A partir de 1995, la création de la Direction générale de l’environnement et des inspections de l’environnement au niveau des différents départements du pays était surtout destinée à densifier l’architecture institutionnelle autant qu’à améliorer les capacités de surveillance et de contrôle de l’état de l’environnement.

De même, la création du Haut conseil de l’environnement et au développement durable (HCEDD) aurait dû permettre la mise en place d’une démarche globale et intégrée. Ainsi, malgré l’existence de multiples institutions, les capacités de ces dernières sont restées limitées à différents domaines beaucoup trop théoriques et pas assez opérationnels: formulation de stratégies, coordination, études et recherches, contrôle et études d’impact. Sur le terrain, donc le HCEDD n’a pas été à la hauteur de la réelle efficacité requise pour accomplir totalement ses prérogatives. Au niveau décentralisé, la gestion environnementale municipale s’est avérée également très insuffisante.

Un vaste programme de renforcement institutionnel et juridique est nécessaire pour permettre au service public la gestion des ordures ménagères, en application directe des notions du développement durable, un thème fort de politique municipale. Pour réussir sa modernisation, il faut que tous les élus se réapproprient les éléments de la problématique «déchets» et pensent d’abord à réduire, réutiliser, recycler et,seulement ensuite, à éliminer. Ajoutons à cet état des lieux objectif le constat qu’aucune stratégie de gestion des déchets toxiques et dangereux n’a été mise en place jusqu’à ce jour par les institutions concernées.

La fiscalité environnementale, basée sur le principe du «pollueur payeur» a été introduite dans la loi de finances 2002 et touche essentiellement les acteurs économiques publics et privés. Elle devrait s’élargir et toucher toute personne ou entité morale qui pollue; et cela avec des modalités de recouvrement innovantes et simples au service d’une économie résiliente et circulaire qui met l’environnement au centre de ces intérêt et qui ne sera ainsi que plus forte. Cela dit reste à définir ces termes avec une stratégie nationale consensuelle, que l’on souhaite réalisable grâce au futur Conseil national économique, social et environnemental.
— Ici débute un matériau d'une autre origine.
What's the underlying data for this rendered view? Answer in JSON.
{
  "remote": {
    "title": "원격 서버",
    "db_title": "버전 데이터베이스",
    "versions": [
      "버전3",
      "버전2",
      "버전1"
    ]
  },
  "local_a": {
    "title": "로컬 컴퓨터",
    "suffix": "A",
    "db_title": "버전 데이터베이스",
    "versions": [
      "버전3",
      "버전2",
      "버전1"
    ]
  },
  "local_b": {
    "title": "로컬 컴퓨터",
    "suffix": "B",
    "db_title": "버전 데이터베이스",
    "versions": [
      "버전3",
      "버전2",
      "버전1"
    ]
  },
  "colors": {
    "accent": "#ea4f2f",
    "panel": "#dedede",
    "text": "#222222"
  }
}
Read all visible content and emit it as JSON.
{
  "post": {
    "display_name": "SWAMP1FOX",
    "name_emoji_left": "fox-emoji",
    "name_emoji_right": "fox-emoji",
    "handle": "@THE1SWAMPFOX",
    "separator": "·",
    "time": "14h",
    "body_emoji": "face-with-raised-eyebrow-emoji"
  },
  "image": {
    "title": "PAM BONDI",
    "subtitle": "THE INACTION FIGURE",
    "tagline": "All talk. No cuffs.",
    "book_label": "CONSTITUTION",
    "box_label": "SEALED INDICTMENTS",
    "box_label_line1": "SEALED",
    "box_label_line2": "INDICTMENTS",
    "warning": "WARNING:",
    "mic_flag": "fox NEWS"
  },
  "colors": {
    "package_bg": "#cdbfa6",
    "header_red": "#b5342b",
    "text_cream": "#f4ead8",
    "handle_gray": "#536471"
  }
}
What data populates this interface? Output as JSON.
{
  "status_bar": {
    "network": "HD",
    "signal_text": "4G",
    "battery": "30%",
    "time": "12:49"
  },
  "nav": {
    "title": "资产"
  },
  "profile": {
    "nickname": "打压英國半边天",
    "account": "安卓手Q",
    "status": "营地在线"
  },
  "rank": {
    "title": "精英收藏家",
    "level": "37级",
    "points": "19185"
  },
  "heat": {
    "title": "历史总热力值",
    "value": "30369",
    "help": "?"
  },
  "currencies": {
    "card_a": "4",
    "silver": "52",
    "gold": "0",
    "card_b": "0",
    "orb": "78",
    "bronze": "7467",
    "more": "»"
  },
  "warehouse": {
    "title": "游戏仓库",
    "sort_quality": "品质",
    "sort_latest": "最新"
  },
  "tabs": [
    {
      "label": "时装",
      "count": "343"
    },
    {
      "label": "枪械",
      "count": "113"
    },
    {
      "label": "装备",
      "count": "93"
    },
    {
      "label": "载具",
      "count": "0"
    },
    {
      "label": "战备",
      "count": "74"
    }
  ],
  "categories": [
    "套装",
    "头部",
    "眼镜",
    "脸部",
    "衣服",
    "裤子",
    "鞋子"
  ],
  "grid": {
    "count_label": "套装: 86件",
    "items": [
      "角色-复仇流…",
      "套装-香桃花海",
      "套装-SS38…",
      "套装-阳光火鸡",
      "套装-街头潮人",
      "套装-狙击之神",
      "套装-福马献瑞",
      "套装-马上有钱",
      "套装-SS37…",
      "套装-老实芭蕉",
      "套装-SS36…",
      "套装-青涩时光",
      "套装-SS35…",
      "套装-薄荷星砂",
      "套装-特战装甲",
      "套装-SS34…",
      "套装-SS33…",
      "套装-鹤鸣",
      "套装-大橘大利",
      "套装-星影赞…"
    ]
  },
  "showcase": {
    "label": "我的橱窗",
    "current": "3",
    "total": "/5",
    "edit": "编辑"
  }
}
Il faudra s’ouvrir tout autant au potentiel de la coopération internationale au service de l’environnement et du développement durable. Si le développement des pays «pauvres» est pour partie tributaire de celui des pays riches, la survie de la biosphère se trouve, pour une large part, entre les mains des pays en développement. Face à des menaces communes et à des responsabilités partagées mais différenciées, l’Algérie est appelée à coopérer et à fonder une alliance nouvelle, continentale et internationale.
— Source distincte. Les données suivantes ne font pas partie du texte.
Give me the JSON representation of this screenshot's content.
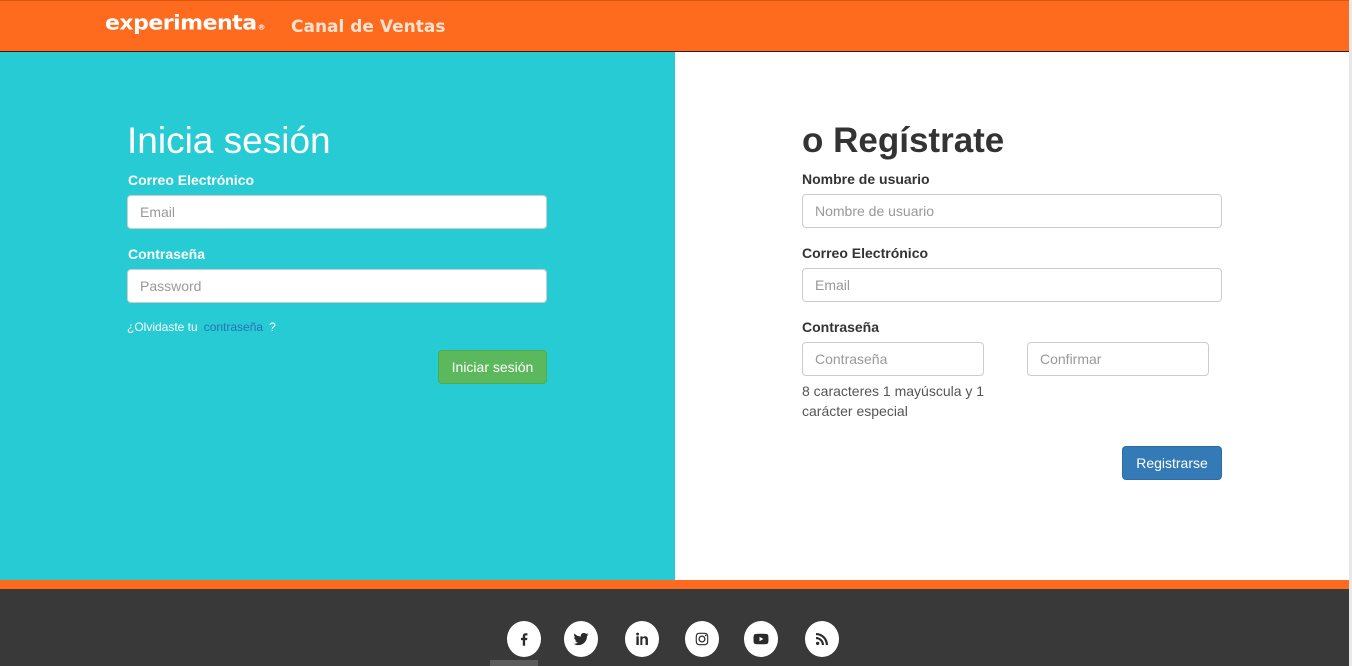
{
  "header": {
    "logo": "experimenta",
    "logo_mark": "®",
    "channel": "Canal de Ventas"
  },
  "login": {
    "title": "Inicia sesión",
    "email_label": "Correo Electrónico",
    "email_placeholder": "Email",
    "password_label": "Contraseña",
    "password_placeholder": "Password",
    "forgot_prefix": "¿Olvidaste tu",
    "forgot_link": "contraseña",
    "forgot_suffix": "?",
    "submit": "Iniciar sesión"
  },
  "register": {
    "title": "o Regístrate",
    "username_label": "Nombre de usuario",
    "username_placeholder": "Nombre de usuario",
    "email_label": "Correo Electrónico",
    "email_placeholder": "Email",
    "password_label": "Contraseña",
    "password_placeholder": "Contraseña",
    "confirm_placeholder": "Confirmar",
    "password_hint": "8 caracteres 1 mayúscula y 1 carácter especial",
    "submit": "Registrarse"
  },
  "footer": {
    "social": [
      "facebook-icon",
      "twitter-icon",
      "linkedin-icon",
      "instagram-icon",
      "youtube-icon",
      "rss-icon"
    ]
  },
  "colors": {
    "brand_orange": "#ff6b1e",
    "login_panel": "#26cbd4",
    "login_button": "#5cb85c",
    "register_button": "#337ab7",
    "footer": "#3a3939"
  }
}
On peut espérer un passage fécond d’une interdépendance aux hydrocarbures vers un développement des énergies renouvelables notamment le solaire algérien qui, espérons-le, sera au cœur du futur développement africain.



* Par Besma Belbedjaoui
Spécialiste des questions de l’environnement et de la gestion des déchets



Bio-express (*)

Besma Belbedjaoui (photo) est spécialiste des questions de l’environnement et de la gestion des déchets. Elle dispose de dix années d’expérience auprès des entreprises de recyclage et fondatrice de Plasticycle Algérie. Son expertise couvre une large gamme de sujets tels que le recyclage et gestion des déchets, l’économie circulaire, procédés de traitement industriel, la méthanisation, l’éducation environnementale et le coaching auprès des associations. Biologiste, elle est titulaire d’une maîtrise en gestion des déchets et procédés de traitements.